Nothing personal, but I find your JVM related posts as borderline fanboyism (and I say this as someone that greatly respects the engineering in Hotspot, despite certain things bugging me). It's not about 100% or 95% performance; it's about not making exaggerated claims since, as you say, there's no magic.

> I find your JVM related posts as borderline fanboyism

I think they're much less fanboyish than any other language/runtime discussion on HN.

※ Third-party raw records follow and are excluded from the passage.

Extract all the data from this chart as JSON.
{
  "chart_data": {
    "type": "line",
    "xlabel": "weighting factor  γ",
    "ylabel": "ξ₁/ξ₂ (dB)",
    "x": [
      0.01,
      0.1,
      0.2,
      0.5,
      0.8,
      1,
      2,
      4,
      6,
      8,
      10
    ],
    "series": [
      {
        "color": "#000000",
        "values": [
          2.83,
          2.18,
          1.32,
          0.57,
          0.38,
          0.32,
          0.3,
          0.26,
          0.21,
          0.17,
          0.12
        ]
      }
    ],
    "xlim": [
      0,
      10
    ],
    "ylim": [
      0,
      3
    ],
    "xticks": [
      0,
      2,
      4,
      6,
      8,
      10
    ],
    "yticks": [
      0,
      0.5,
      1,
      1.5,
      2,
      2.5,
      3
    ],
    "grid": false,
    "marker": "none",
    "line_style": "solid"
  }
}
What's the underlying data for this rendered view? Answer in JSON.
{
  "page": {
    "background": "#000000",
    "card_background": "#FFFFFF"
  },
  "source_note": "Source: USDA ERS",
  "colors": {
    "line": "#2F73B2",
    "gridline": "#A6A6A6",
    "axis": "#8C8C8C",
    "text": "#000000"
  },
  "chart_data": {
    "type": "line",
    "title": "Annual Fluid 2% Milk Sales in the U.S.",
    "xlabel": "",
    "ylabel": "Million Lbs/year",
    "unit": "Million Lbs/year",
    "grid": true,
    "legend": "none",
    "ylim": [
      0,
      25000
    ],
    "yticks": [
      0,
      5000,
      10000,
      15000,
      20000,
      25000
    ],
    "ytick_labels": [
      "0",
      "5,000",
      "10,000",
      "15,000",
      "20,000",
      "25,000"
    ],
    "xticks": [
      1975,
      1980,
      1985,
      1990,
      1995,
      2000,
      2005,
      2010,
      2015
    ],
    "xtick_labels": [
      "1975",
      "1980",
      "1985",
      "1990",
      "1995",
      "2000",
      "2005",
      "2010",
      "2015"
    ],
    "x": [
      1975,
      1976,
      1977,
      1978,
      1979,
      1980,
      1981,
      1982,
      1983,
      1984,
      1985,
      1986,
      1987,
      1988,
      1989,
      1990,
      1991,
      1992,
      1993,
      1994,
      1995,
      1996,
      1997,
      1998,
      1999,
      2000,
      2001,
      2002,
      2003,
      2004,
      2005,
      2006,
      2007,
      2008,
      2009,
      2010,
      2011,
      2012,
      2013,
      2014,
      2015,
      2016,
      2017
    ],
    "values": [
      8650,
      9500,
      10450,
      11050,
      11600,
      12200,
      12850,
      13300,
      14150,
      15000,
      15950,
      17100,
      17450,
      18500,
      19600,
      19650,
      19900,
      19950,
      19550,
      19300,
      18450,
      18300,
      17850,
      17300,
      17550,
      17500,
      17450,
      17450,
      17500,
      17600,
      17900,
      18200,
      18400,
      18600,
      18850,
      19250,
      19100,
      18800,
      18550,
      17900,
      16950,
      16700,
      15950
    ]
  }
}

> it's about not making exaggerated claims

I am not making exaggerated claims because perfect for me (and, by definition 95% of people) is precisely how I've defined the requirements from a runtime like Java (or Go, or Python, for that matter). So, if I say "it gives you all the layout control you need", I don't mean all the layout control you need to write a DSP, or all the layout control you need to get 100% performance -- only 99% performance. I think most people make the same assumption (because they're not writing DSPs), and I find your posts nitpicky and possibly misleading for the target audience (who, by and large, don't write DSPs or medical devices or particle accelerator beam controllers -- at least certainly on threads not discussing those interesting but extreme use cases). I don't think it's reasonable to qualify every statement for some negligible (possibly nonexistent) portion of the participants, especially considering that that minority already knows the statements don't completely apply to them. Not doing so doesn't qualify as exaggeration IMO, but reasonable expressiveness, or else every discussion will be bogged down in irrelevant detail that will only distract from the main point.

So, yes, I stand behind my claim that value types give you all the control you need to get 99% performance for 99% of the use cases people would normally use Java for.

X - ε, for very large values of ε.
X - ε, for very large values of ε.
I think I disagree about the observability -- vtune is a lot easier to use when just tuning straight C++ rather than java
Are you familiar with JMH's perfasm? http://psy-lob-saw.blogspot.com/2015/07/jmh-perfasm.html

And for profiling apps on production, I've yet to encounter a more thorough, low-overhead profiler than Java Flight Recorder.

no but i'll check it out this afternoon. Thanks!
VTune is not too dissimilar to JProfiler.

And as pron mentioned plenty of tools exist for lower level access.

Vtune gives access to PMU counters as well as attributing them to assembly. JProfiler is a purely java level profiler (it won't even tell you Hotspots in the JVM itself, nevermind assembly). They're not really comparable.
jprofiler, at least for my use cases, isn't really similar to vtune at all. I know what my hot spots are: it's the inner bits of algorithms that run a few billion to a few trillion times. What I need to do is understand, as granularly as possible, the exact instructions and how the various caches and memory are operating. Convex and tree optimizers are generally memory speed limited and my goal is to have this code run at eg 0.9+ of memory b/w speed.